Inman

Home-price slump won’t end soon

Those expecting a rapid economic recovery this year are in for a big letdown, according to an Associated Press survey of 44 prominent economists.

Those anxiously watched indicators of our nation’s economy — home values and the unemployment rate — will stay mostly flat through 2011, the economists said. The AP’s new quarterly Economy Survey included private, corporate and academic economists, the news organization said.

The economists project home values, which have fallen an average of 30 percent from the market’s peak in 2006, will see no gains this year and a 2.3 percent rise next year. Significantly, the economists predicted home values may not start to rise normally (about 4 percent per year since World War II) until the middle of the decade.

They anticipate a new wave of foreclosures will dampen prices until then, even though they expect existing-home sales to rise up to 5.4 million this year and 5.9 million next year, the AP said. Lack of home equity will also tamp down consumer spending, the economists said.

"Our houses are no longer cash machines," Allen Sinai, chief economist at Decision Economics, told the AP.
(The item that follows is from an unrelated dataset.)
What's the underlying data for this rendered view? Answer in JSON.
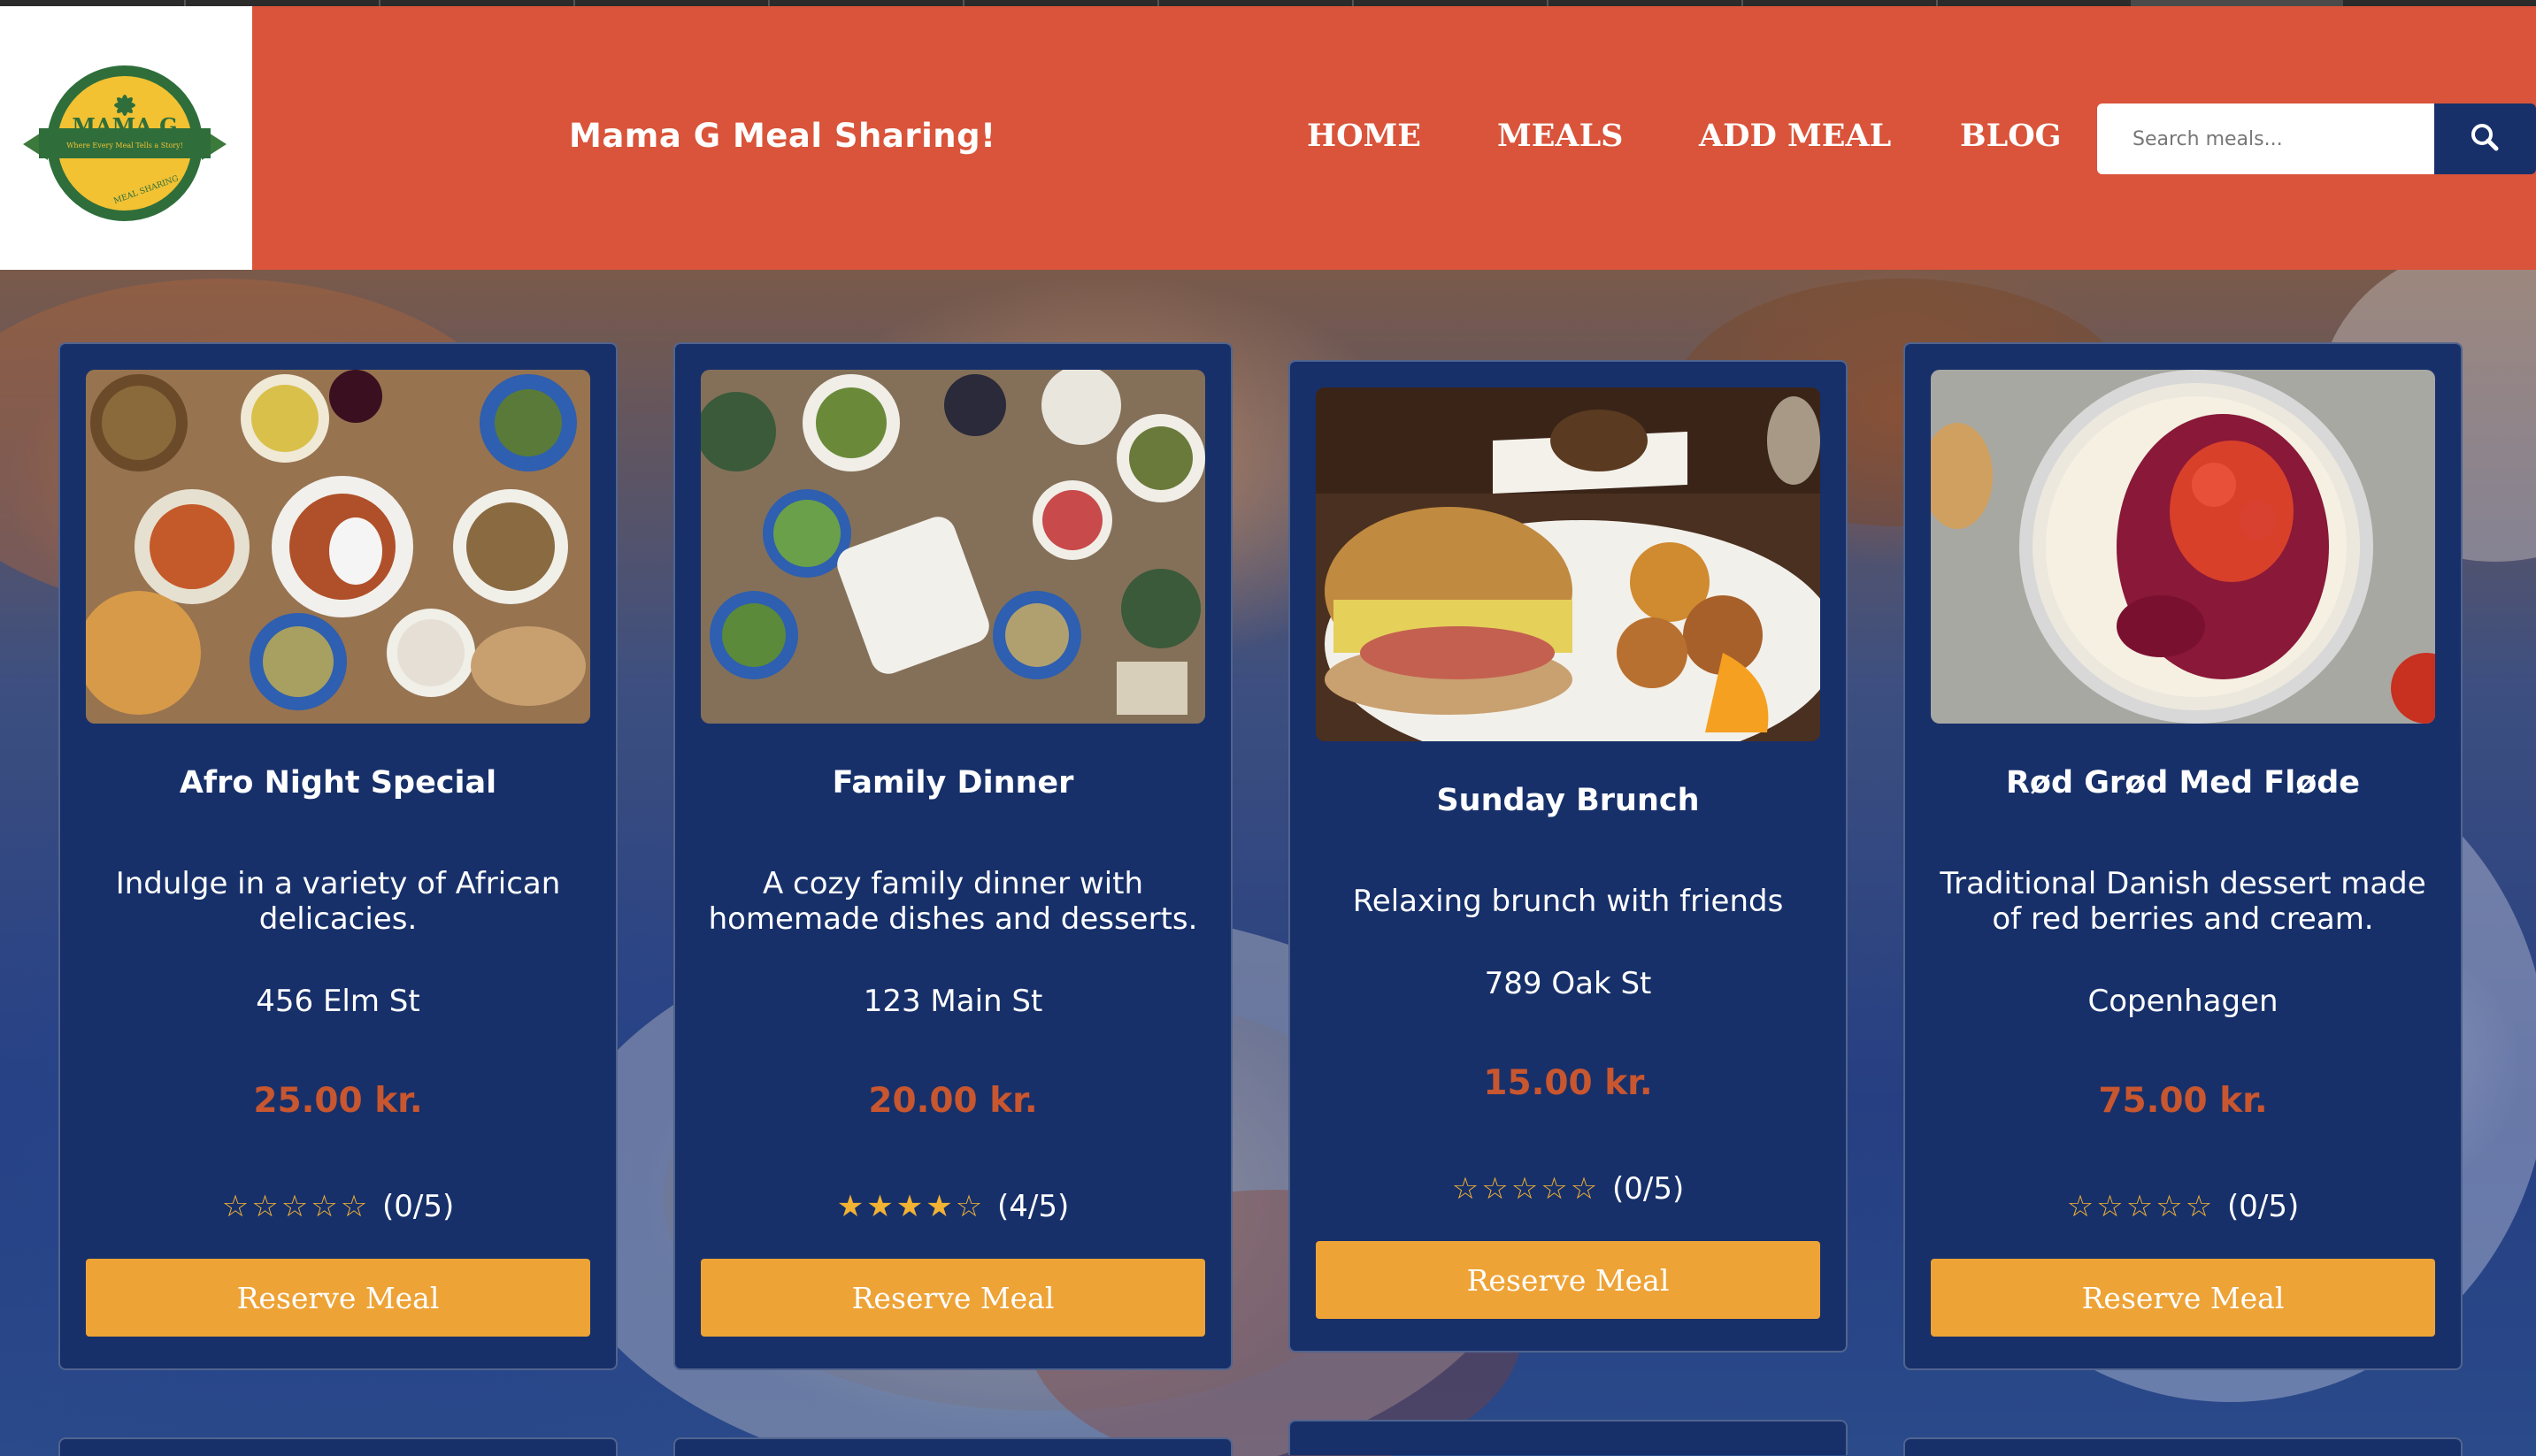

One economist who took part in the survey, Mark Zandi, chief economist of Moody’s Analytics, reviewed home-price data from 1969 forward and told the AP that, adjusting for inflation, home prices were essentially flat through the 1980s and the first half of the 1990s.

In order to stimulate lending — and home sales in particular — the soonest the Federal Reserve will raise short-term interest rates (near zero now) will be this year’s fourth quarter, 34 of the 44 economists told the AP.

According to the AP’s report, the economists project the economy will grow 3 percent this year, which is less than the 5 percent they say will lower the unemployment rate by 1 percentage point.

Jobs, therefore, will remain elusive — some of the economists expect the unemployment rate to dip slightly to 9.3 percent (it’s 9.7 percent now) by December and drop to 8.4 percent by the end of next year.

Others, Zandi among them, predicted the unemployment rate would rise again to 10.2 percent by the end of the year as those who previously gave up finding a job start to look again.

The economists said that just to keep the unemployment rate from increasing, employers have to create about 125,000 new jobs every month. March saw an addition of 162,000 jobs, according to the AP, and the economists predict this month will see about 200,000 new jobs.

"The labor market is the scar left over from the economic trauma that we’ve been through," Sean Snaith, economics professor at the University of Central Florida, told the AP. "It will be slow to fade."